Her shoulders dropped an inch as some of the tension in her body slipped away.

So he was playing a game. Hoping she’d admit to something.

“I haven’t spoken to my mom in a few weeks.” She took the tea cup back in hand. “Maybe it’s just to visit.”

“Lydia Beaumont does not come to Blackwell House merely for a social call. She may be a fangirl, but she knows to respect the rules.”

Oddie nearly spit out her tea hearing Red use fangirl to refer to her mother. One, because it was sorta true, and two because Red adapted to modern language and modern ideals in order to blend in, but here at home, he shed it like an ill-fitting coat he couldn’t wait to be rid of.

But he was right—Oddie’s mother was a stalwart sacra familia who rigidly followed the rules and practically bowed down to the Blackwells.

Breaking rules or traditions was near blasphemy for her.

Plus, Oddie could just hear her mother say, And what of our reputation?

That was Lydia’s favorite saying when Oddie was growing up. When Oddie told her mother she wanted to go to college and maybe earn a degree in history or archeology, Lydia had looked aghast.

“But what will they think?” she’d said. “What of our reputation?”

“What do you mean?” Oddie was seriously confused. “It’s not against the rules to go to college, is it?”

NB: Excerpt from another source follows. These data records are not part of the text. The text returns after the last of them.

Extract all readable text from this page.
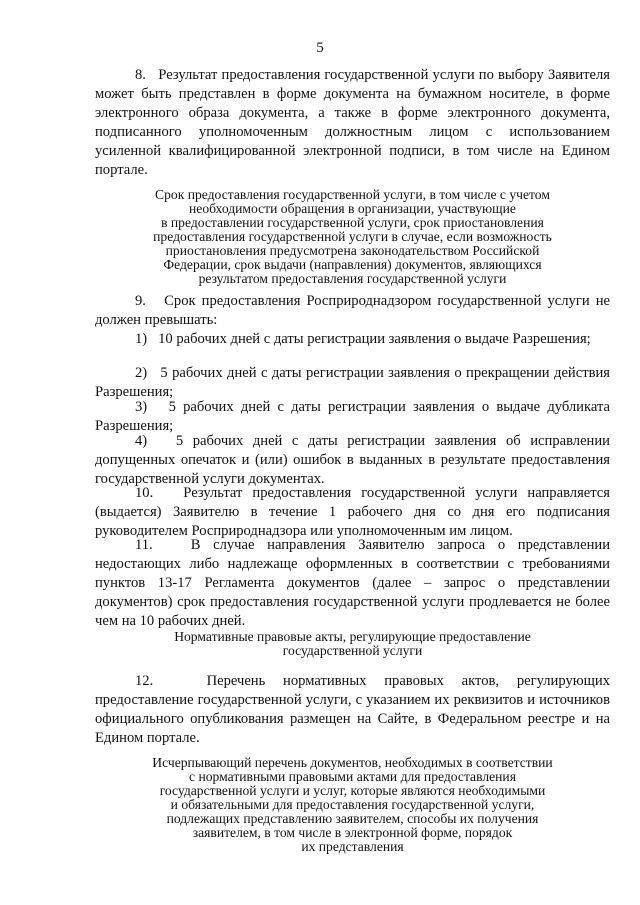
5

8.   Результат предоставления государственной услуги по выбору Заявителя может быть представлен в форме документа на бумажном носителе, в форме электронного образа документа, а также в форме электронного документа, подписанного уполномоченным должностным лицом с использованием усиленной квалифицированной электронной подписи, в том числе на Едином портале.

Срок предоставления государственной услуги, в том числе с учетом
необходимости обращения в организации, участвующие
в предоставлении государственной услуги, срок приостановления
предоставления государственной услуги в случае, если возможность
приостановления предусмотрена законодательством Российской
Федерации, срок выдачи (направления) документов, являющихся
результатом предоставления государственной услуги

9.   Срок предоставления Росприроднадзором государственной услуги не должен превышать:

1)   10 рабочих дней с даты регистрации заявления о выдаче Разрешения;

2)   5 рабочих дней с даты регистрации заявления о прекращении действия Разрешения;

3)   5 рабочих дней с даты регистрации заявления о выдаче дубликата Разрешения;

4)   5 рабочих дней с даты регистрации заявления об исправлении допущенных опечаток и (или) ошибок в выданных в результате предоставления государственной услуги документах.

10.   Результат предоставления государственной услуги направляется (выдается) Заявителю в течение 1 рабочего дня со дня его подписания руководителем Росприроднадзора или уполномоченным им лицом.

11.   В случае направления Заявителю запроса о представлении недостающих либо надлежаще оформленных в соответствии с требованиями пунктов 13-17 Регламента документов (далее – запрос о представлении документов) срок предоставления государственной услуги продлевается не более чем на 10 рабочих дней.

Нормативные правовые акты, регулирующие предоставление
государственной услуги

12.   Перечень нормативных правовых актов, регулирующих предоставление государственной услуги, с указанием их реквизитов и источников официального опубликования размещен на Сайте, в Федеральном реестре и на Едином портале.

Исчерпывающий перечень документов, необходимых в соответствии
с нормативными правовыми актами для предоставления
государственной услуги и услуг, которые являются необходимыми
и обязательными для предоставления государственной услуги,
подлежащих представлению заявителем, способы их получения
заявителем, в том числе в электронной форме, порядок
их представления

“Well no, but what do you think it tells the Blackwells if we’re seen going to college?” She said college like it was synonymous with circus or fishmonger. “It tells them we’ve cast aside our loyalties for our own selfish pursuits.”

Then she added, because she’d already had too much wine and was really on a roll, “You don’t want to end up like Aunt Bess. We nearly lost the dynasty because of her. We’ve been trying to repair the damage she did for decades.”

Aunt Bess was Oddie’s great-great-aunt. She was an urban legend. A cautionary tale.

She’d been house manager for the Blackwells back in the 1920s. And then she disappeared. There were rumors she’d had an illicit affair with a Blackwell and when the rumors grew, she’d been swept under the rug, so to speak, in order to escape punishment from the Djinn Conclave.

It was expressly forbidden for a house manager to have a relationship with the djinn they served. Blurred lines was not something the Conclave, or the order of the sacra familia, tolerated.

Oddie had pushed her mother for more details about Aunt Bess many times. Had anyone heard or seen anything? Did the Blackwells exile her?

Lydia either didn’t know the secrets surrounding Bess or she was unwilling to share.

But Oddie refused to believe Aunt Bess had been murdered by the Blackwell men. That just seemed really far fetched considering what she knew of them.

Unless...

She looked across the table at Red. He was back in repose. The tea cup now rested on the flat plane of his stomach, his finger looped through the dainty handle.

Risking punishment by the Conclave and a permanent stain on the Blackwell name might be reason enough for Red to do something as horrible as murder an innocent woman. Red was not sentimental. He was a pragmatist and Oddie suspected he lacked a moral compass.

He and Lydia had more in common than he might want to admit.

It was all about the reputation. The power.

If Red ever found out what Oddie had done, would he take care of her too? Would she be a mess needing cleaning?

Whatever rapport they had now, she suspected it would mean little in the face of a scandal.

Here at Blackwell House, she was on her own.

She needed to keep her head down and her distance from…

Don’t think his name.

Don’t think his name.

Thinking his name always made her stomach rattle and her face flame.

She took a sip from her tea, trying to act as casually as she could and then said, “Whatever Mother is here for, I’m sure it’s nothing to worry over.”

Red sat up and drained his tea in one long swallow. If the hot liquid burned his throat, he didn’t portray it. He took the sunglasses off and hooked the arm over the collar of his t-shirt.

Oddie had been wrong.

Being directly beneath his gaze was worse. He was no longer djinn, but Oddie could have sworn his eyes flashed with a warning.

“Your mother is welcome to stay a few days,” he said. “But any more would be circumspect. Make sure she doesn’t linger.”